Doctors in the Field

Mission to Honduras

by | Dec 12, 2000

Clockwise: A mother waits for medicine; Honduran medical stu- dent Jairo Caballero examines his chart: U.S. volunteers set up the schoolhouse clinic.

Zamorano, Honduras – The family of eight rural villagers crowded on a narrow wooden school bench in the improvised clinic. They had traipsed from their tiny village, almost two hours more into the mountains, to the schoolhouse-clinic in the Honduran hills a half-hour ride and a world apart from the prestigious Zamorano College.

Medical brigade volunteer Dr. Weijen Chang asked them patiently through an interpreter what the problems were. And they were multifold. The bad colds in two of the children turned out to be pneumonia. And then there were the problems with asthma, headaches, machete wounds, malnutrition, and parasitic infections. Chang gave them as much sage medical and practical advice as he could muster, and then sent them to the “meds” table staffed by Linda Jo Stern, the director of the Brigham and Women’s Hospital Medical Mission to Honduras, and Reyner Maradiaga, who works in rural development for Zamorano in the surrounding Yeguare region.

At the improvised pharmacy, the family could pick up medicine, collected by the mission for this purpose, and resume its hike home.

For five days, Chang and his colleagues? doctors, nurses, midwives and dentists, accompanied by Honduran dentists and medical students?listened to the concerns of the poorest of Hondurans and tried to do something to at least alleviate some of the problems.

“It’s a level of involvement that’s difficult to replicate,” said Dr. Edwin Rock, a medical resident at Brigham and Women’s Hospital, a Harvard teaching hospital.

The Medical Mission is in its third year. All the brigade members take vacation time and pay their own way, volunteering to serve the poor region even further devastated by Hurricane Mitch two years ago. Mitch destroyed roads, bridges, water supplies, and agricultural crops. The needs are immense. When a medical student told a mother she should boil her water, he received a frustrated answer: there isn’t enough wood left to make fires to boil water. A doctor cautioning a patient to eat more vegetables received a stare: “It isn’t the season for vegetables.”

It’s a two-way street. Villagers receive health care and medicine and even such simple needs as dandruff shampoo and aspirin. Doctors and medical students come back with a more thorough understanding of the complex needs and interwoven social issues of health, sanitation, and education., as well as some practical training in tropical diseases and ailments they might not see in Boston. One might even call the brigades a three-way street at this point, since the brigade collaborates with the Honduran Ministry of Health and works together with Honduran dentists and medical students.
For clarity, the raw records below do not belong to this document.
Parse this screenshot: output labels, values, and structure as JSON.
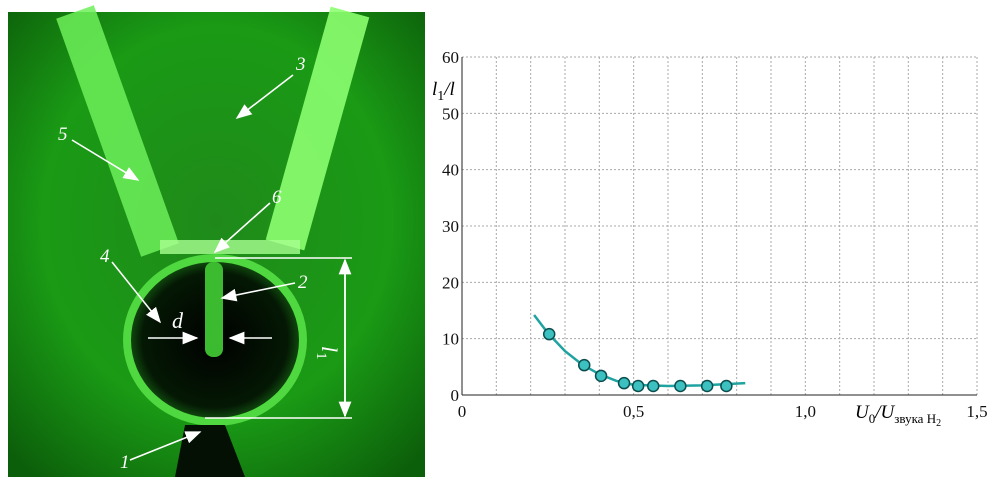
{
  "photo": {
    "labels": [
      "1",
      "2",
      "3",
      "4",
      "5",
      "6",
      "d"
    ],
    "dimension": {
      "base": "l",
      "sub": "1"
    }
  },
  "chart_data": {
    "type": "scatter",
    "x_label": {
      "base": "U",
      "sub": "0",
      "mid": "/U",
      "sub2": "звука H",
      "subsub": "2"
    },
    "y_label": {
      "base": "l",
      "sub": "1",
      "rest": "/l"
    },
    "xlim": [
      0,
      1.5
    ],
    "ylim": [
      0,
      60
    ],
    "xticks": [
      0,
      {
        "value": 0.5,
        "label": "0,5"
      },
      {
        "value": 1.0,
        "label": "1,0"
      },
      {
        "value": 1.5,
        "label": "1,5"
      }
    ],
    "x_minor_ticks": [
      0.1,
      0.2,
      0.3,
      0.4,
      0.6,
      0.7,
      0.8,
      0.9,
      1.1,
      1.2,
      1.3,
      1.4
    ],
    "yticks": [
      0,
      10,
      20,
      30,
      40,
      50,
      60
    ],
    "grid": true,
    "series": [
      {
        "color": "#3cc0c0",
        "x": [
          0.254,
          0.356,
          0.405,
          0.472,
          0.513,
          0.557,
          0.636,
          0.714,
          0.77
        ],
        "values": [
          10.8,
          5.3,
          3.4,
          2.1,
          1.6,
          1.6,
          1.6,
          1.6,
          1.6
        ]
      },
      {
        "color": "#1fa3a0",
        "x": [
          0.21,
          0.25,
          0.3,
          0.35,
          0.4,
          0.45,
          0.5,
          0.6,
          0.7,
          0.825
        ],
        "values": [
          14.2,
          11,
          7.8,
          5.4,
          3.7,
          2.5,
          1.8,
          1.6,
          1.7,
          2.1
        ]
      }
    ]
  }
}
“This has been an amazing experience for me,” said Jairo Caballero Valle, a fifth-year medical student at the Honduran National University in Tegucigalpa, who was on his second brigade. “It’s been a chance to work alongside U.S. doctors and to learn something about another side of my own culture too.”

Six brigades a year go from Boston to rural Honduras to provide basic medical and dental care to the villagers, whose average income is $3 a day per family, according to Peter Doyle, who runs Zamorano’s rural development department.
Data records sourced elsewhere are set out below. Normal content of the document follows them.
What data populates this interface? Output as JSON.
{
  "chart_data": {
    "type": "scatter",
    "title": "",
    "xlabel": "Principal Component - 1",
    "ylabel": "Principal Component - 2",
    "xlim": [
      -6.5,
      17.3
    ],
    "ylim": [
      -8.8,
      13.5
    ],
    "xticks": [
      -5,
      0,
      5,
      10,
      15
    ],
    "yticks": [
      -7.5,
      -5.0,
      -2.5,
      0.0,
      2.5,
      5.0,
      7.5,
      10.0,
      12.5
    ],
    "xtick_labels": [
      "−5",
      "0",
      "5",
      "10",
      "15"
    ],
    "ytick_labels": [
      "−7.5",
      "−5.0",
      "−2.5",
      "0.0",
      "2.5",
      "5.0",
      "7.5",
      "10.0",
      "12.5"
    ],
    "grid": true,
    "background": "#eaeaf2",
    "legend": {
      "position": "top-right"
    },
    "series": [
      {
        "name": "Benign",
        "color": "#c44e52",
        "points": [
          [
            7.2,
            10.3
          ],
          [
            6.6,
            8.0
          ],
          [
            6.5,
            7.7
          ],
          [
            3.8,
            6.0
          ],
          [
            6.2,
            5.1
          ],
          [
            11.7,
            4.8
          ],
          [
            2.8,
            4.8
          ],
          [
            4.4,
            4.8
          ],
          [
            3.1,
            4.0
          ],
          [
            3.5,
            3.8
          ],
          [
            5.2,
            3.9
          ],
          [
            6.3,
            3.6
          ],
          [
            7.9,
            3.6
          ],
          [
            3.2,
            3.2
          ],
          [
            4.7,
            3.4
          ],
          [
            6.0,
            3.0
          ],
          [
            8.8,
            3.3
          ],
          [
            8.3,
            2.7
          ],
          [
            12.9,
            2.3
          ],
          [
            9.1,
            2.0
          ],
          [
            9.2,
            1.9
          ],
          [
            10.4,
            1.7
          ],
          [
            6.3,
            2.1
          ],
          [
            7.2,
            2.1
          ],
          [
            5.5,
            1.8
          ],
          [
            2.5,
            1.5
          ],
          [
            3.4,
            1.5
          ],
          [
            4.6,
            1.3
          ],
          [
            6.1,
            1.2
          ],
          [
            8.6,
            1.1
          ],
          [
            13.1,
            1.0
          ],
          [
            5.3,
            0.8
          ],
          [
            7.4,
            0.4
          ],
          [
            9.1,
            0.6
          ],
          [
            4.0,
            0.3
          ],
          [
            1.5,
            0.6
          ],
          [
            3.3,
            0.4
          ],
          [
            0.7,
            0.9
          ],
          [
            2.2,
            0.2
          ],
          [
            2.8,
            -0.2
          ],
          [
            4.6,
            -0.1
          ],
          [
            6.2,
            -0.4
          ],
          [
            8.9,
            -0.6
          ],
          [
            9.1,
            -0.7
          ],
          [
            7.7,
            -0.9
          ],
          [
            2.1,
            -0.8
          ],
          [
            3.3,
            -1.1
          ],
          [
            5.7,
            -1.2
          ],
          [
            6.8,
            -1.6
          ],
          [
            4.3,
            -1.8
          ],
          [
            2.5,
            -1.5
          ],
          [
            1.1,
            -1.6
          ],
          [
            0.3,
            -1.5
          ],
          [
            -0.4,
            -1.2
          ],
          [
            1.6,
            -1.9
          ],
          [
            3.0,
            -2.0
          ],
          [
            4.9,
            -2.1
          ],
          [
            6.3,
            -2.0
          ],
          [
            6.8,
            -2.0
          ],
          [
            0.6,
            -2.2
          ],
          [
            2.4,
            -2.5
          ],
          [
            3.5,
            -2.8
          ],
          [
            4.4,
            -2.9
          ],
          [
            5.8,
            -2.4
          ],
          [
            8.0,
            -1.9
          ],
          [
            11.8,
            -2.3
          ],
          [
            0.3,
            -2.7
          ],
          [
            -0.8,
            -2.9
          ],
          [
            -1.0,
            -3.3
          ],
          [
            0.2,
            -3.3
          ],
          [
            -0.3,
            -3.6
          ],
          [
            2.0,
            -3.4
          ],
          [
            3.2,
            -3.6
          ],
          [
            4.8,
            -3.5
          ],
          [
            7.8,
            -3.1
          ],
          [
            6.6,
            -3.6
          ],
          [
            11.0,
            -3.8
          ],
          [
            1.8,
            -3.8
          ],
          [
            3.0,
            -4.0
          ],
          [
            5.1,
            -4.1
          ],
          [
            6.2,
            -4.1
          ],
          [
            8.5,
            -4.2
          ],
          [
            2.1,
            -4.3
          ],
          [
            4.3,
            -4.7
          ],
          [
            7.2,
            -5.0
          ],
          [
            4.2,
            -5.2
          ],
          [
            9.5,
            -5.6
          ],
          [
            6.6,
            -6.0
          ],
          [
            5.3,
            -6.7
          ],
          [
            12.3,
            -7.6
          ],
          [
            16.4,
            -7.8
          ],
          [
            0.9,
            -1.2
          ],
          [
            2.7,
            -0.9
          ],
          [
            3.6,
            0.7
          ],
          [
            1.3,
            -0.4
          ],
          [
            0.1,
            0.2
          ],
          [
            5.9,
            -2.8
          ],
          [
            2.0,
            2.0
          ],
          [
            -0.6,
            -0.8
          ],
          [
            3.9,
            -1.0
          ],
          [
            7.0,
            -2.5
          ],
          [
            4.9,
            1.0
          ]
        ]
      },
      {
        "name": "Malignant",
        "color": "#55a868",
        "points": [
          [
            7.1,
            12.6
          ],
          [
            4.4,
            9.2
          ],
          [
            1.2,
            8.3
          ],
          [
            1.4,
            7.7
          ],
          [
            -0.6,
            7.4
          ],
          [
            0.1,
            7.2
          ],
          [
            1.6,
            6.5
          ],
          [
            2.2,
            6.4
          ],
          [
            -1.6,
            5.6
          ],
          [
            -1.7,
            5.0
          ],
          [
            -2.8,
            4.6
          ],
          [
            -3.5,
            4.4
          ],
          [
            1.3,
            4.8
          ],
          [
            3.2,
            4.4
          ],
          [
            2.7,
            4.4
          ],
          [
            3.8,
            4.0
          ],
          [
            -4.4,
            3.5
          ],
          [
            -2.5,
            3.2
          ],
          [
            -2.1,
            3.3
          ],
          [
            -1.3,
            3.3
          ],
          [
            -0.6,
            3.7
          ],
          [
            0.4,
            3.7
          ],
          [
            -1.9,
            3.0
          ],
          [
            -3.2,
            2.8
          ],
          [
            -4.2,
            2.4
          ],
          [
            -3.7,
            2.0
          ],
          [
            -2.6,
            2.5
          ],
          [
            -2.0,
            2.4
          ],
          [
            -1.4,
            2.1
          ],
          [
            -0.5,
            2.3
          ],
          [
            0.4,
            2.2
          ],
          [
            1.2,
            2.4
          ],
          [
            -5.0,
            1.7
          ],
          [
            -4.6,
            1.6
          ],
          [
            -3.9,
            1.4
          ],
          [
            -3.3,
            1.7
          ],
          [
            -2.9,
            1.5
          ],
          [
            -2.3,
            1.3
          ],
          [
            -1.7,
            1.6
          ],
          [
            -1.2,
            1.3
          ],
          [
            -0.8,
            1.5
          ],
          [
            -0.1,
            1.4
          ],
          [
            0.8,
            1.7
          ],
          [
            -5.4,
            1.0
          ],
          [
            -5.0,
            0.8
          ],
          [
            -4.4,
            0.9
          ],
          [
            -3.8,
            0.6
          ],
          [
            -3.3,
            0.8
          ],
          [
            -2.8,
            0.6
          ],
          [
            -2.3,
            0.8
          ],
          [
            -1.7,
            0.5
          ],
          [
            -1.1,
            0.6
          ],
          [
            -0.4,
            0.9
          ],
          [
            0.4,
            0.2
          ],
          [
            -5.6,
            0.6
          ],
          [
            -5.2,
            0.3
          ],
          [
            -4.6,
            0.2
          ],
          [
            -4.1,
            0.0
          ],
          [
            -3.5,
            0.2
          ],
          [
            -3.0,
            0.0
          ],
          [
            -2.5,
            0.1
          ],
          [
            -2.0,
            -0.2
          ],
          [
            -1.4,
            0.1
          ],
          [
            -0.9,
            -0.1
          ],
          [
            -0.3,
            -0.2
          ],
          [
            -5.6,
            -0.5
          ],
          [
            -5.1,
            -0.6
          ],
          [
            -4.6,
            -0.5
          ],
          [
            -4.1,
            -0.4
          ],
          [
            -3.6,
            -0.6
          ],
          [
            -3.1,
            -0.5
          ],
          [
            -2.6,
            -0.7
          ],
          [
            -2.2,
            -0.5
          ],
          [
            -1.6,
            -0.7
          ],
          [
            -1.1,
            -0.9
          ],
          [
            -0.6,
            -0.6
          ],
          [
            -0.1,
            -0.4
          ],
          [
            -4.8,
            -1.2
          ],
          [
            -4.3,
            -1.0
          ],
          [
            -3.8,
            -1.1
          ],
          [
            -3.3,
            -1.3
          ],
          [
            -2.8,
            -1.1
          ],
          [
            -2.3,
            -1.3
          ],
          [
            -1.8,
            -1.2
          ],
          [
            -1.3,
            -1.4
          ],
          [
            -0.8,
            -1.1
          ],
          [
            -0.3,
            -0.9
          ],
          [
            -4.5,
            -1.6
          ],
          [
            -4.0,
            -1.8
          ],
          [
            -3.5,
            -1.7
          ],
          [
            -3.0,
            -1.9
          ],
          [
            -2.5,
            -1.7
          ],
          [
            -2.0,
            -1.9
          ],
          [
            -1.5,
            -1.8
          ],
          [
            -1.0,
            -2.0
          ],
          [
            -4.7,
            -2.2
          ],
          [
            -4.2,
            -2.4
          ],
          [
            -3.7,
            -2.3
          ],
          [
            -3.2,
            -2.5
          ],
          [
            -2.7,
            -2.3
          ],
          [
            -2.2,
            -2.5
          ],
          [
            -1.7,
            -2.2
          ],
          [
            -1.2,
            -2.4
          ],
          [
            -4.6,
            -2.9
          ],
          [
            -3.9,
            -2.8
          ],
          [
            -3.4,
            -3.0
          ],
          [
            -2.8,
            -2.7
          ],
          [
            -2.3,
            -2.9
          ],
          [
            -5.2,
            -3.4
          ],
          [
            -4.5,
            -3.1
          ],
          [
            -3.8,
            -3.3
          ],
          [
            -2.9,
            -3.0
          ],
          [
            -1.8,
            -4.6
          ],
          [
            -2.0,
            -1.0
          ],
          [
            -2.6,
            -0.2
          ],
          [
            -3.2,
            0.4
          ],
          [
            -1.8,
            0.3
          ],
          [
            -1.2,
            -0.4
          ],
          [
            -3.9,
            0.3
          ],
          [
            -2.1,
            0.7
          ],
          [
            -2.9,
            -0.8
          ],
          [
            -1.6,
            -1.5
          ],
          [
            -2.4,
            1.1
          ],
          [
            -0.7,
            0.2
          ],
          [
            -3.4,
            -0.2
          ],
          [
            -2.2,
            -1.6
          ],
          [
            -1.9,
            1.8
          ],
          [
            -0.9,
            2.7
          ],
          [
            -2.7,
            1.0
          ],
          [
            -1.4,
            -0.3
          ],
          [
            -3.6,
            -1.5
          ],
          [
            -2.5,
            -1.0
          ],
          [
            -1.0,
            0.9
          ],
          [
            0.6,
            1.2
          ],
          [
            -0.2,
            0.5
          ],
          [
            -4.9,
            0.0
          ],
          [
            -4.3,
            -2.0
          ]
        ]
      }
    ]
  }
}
“Families are getting poorer because of the lag effect from Mitch,” he observed. “That’s why you get 2000 people attended by these brigades. Health and tourism are very critical for rural development, and these are areas where Zamorano hopes to have more impact.”

Zamorano hopes to strengthen its formal relationship with the brigades and to work on issues of health education and structural reforms, as well as medical delivery, Doyle said. The college, primarily an agricultural school, received three years of funds from the Kellogg Foundation in 1997 to strengthen its social and community projects. The project was called UNIR?the Spanish word for “united.”
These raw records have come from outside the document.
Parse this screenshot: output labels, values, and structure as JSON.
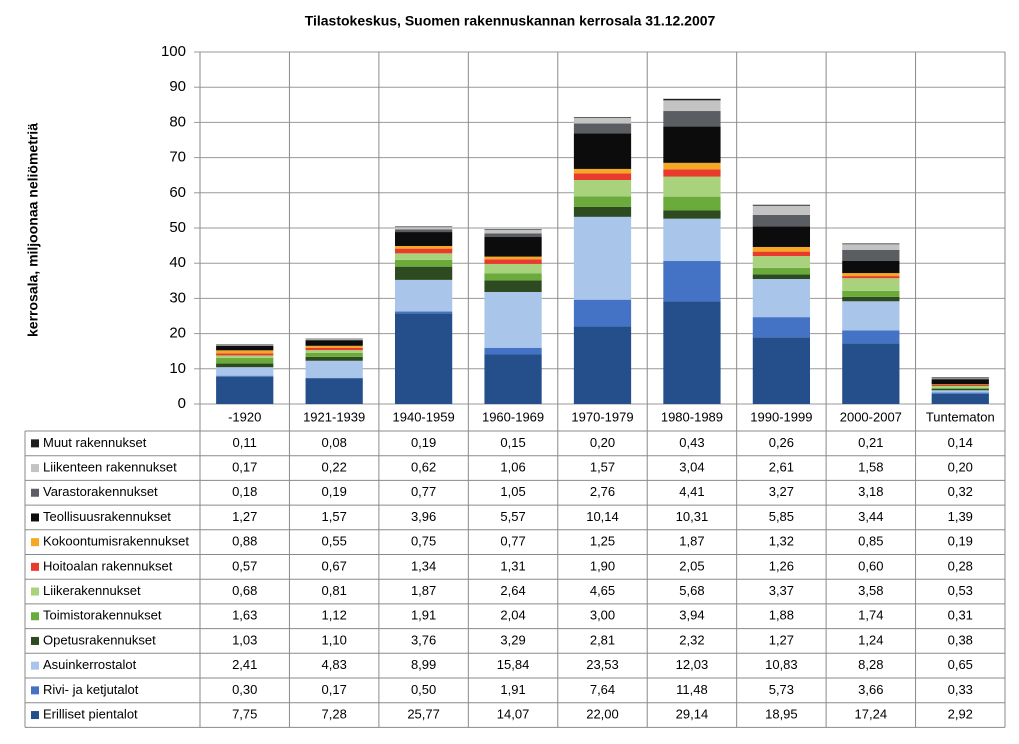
{
  "chart_data": {
    "type": "stacked_bar",
    "title": "Tilastokeskus, Suomen rakennuskannan kerrosala 31.12.2007",
    "y_label": "kerrosala, miljoonaa neliömetriä",
    "categories": [
      "-1920",
      "1921-1939",
      "1940-1959",
      "1960-1969",
      "1970-1979",
      "1980-1989",
      "1990-1999",
      "2000-2007",
      "Tuntematon"
    ],
    "ylim": [
      0,
      100
    ],
    "yticks": [
      0,
      10,
      20,
      30,
      40,
      50,
      60,
      70,
      80,
      90,
      100
    ],
    "grid": true,
    "series": [
      {
        "name": "Muut rakennukset",
        "color": "#1e1e1e",
        "values": [
          0.11,
          0.08,
          0.19,
          0.15,
          0.2,
          0.43,
          0.26,
          0.21,
          0.14
        ],
        "value_labels": [
          "0,11",
          "0,08",
          "0,19",
          "0,15",
          "0,20",
          "0,43",
          "0,26",
          "0,21",
          "0,14"
        ]
      },
      {
        "name": "Liikenteen rakennukset",
        "color": "#c3c3c3",
        "values": [
          0.17,
          0.22,
          0.62,
          1.06,
          1.57,
          3.04,
          2.61,
          1.58,
          0.2
        ],
        "value_labels": [
          "0,17",
          "0,22",
          "0,62",
          "1,06",
          "1,57",
          "3,04",
          "2,61",
          "1,58",
          "0,20"
        ]
      },
      {
        "name": "Varastorakennukset",
        "color": "#5a5e62",
        "values": [
          0.18,
          0.19,
          0.77,
          1.05,
          2.76,
          4.41,
          3.27,
          3.18,
          0.32
        ],
        "value_labels": [
          "0,18",
          "0,19",
          "0,77",
          "1,05",
          "2,76",
          "4,41",
          "3,27",
          "3,18",
          "0,32"
        ]
      },
      {
        "name": "Teollisuusrakennukset",
        "color": "#0c0c0c",
        "values": [
          1.27,
          1.57,
          3.96,
          5.57,
          10.14,
          10.31,
          5.85,
          3.44,
          1.39
        ],
        "value_labels": [
          "1,27",
          "1,57",
          "3,96",
          "5,57",
          "10,14",
          "10,31",
          "5,85",
          "3,44",
          "1,39"
        ]
      },
      {
        "name": "Kokoontumisrakennukset",
        "color": "#f7a823",
        "values": [
          0.88,
          0.55,
          0.75,
          0.77,
          1.25,
          1.87,
          1.32,
          0.85,
          0.19
        ],
        "value_labels": [
          "0,88",
          "0,55",
          "0,75",
          "0,77",
          "1,25",
          "1,87",
          "1,32",
          "0,85",
          "0,19"
        ]
      },
      {
        "name": "Hoitoalan rakennukset",
        "color": "#e93a2e",
        "values": [
          0.57,
          0.67,
          1.34,
          1.31,
          1.9,
          2.05,
          1.26,
          0.6,
          0.28
        ],
        "value_labels": [
          "0,57",
          "0,67",
          "1,34",
          "1,31",
          "1,90",
          "2,05",
          "1,26",
          "0,60",
          "0,28"
        ]
      },
      {
        "name": "Liikerakennukset",
        "color": "#a8d37c",
        "values": [
          0.68,
          0.81,
          1.87,
          2.64,
          4.65,
          5.68,
          3.37,
          3.58,
          0.53
        ],
        "value_labels": [
          "0,68",
          "0,81",
          "1,87",
          "2,64",
          "4,65",
          "5,68",
          "3,37",
          "3,58",
          "0,53"
        ]
      },
      {
        "name": "Toimistorakennukset",
        "color": "#6bab3c",
        "values": [
          1.63,
          1.12,
          1.91,
          2.04,
          3.0,
          3.94,
          1.88,
          1.74,
          0.31
        ],
        "value_labels": [
          "1,63",
          "1,12",
          "1,91",
          "2,04",
          "3,00",
          "3,94",
          "1,88",
          "1,74",
          "0,31"
        ]
      },
      {
        "name": "Opetusrakennukset",
        "color": "#2e4a20",
        "values": [
          1.03,
          1.1,
          3.76,
          3.29,
          2.81,
          2.32,
          1.27,
          1.24,
          0.38
        ],
        "value_labels": [
          "1,03",
          "1,10",
          "3,76",
          "3,29",
          "2,81",
          "2,32",
          "1,27",
          "1,24",
          "0,38"
        ]
      },
      {
        "name": "Asuinkerrostalot",
        "color": "#a9c6ea",
        "values": [
          2.41,
          4.83,
          8.99,
          15.84,
          23.53,
          12.03,
          10.83,
          8.28,
          0.65
        ],
        "value_labels": [
          "2,41",
          "4,83",
          "8,99",
          "15,84",
          "23,53",
          "12,03",
          "10,83",
          "8,28",
          "0,65"
        ]
      },
      {
        "name": "Rivi- ja ketjutalot",
        "color": "#4473c5",
        "values": [
          0.3,
          0.17,
          0.5,
          1.91,
          7.64,
          11.48,
          5.73,
          3.66,
          0.33
        ],
        "value_labels": [
          "0,30",
          "0,17",
          "0,50",
          "1,91",
          "7,64",
          "11,48",
          "5,73",
          "3,66",
          "0,33"
        ]
      },
      {
        "name": "Erilliset pientalot",
        "color": "#244f8a",
        "values": [
          7.75,
          7.28,
          25.77,
          14.07,
          22.0,
          29.14,
          18.95,
          17.24,
          2.92
        ],
        "value_labels": [
          "7,75",
          "7,28",
          "25,77",
          "14,07",
          "22,00",
          "29,14",
          "18,95",
          "17,24",
          "2,92"
        ]
      }
    ]
  }
}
“We’re trying to build on top of what we started with UNIR ,” said Doyle. “And health is an important cornerstone.”

Stern, the energetic director of the brigades, who also is the executive director of the Southern Jamaica Plain Health Center, made her first trip to Honduras in 1994. The missions were an outgrowth of a Falmouth-based organization called Cape CARES. Stern partnered with Dr. Helen Burstin of Brigham and Women’s Hospital, Zamorano, and Partners In Health to extend the project.

“The goal now is to provide resources, support, and training for the Honduran health care providers so they can serve the people of their country,” she commented.

She now wants to extend the project even further, hoping to raise funds for a full-time commitment to the project to work more intensively on its health education and community development aspects.

“The medical brigades are a challenge, an opportunity for learning and service, and they make a small but real difference in the world,” commented Stern on the July brigade to Honduras. “It’s much different to see the reality down here than telling people about the limited resources in a conference room in Boston.”

Fall 2000

 

June Carolyn Erlick is publications director at the David Rockefeller Center for Latin American Studies.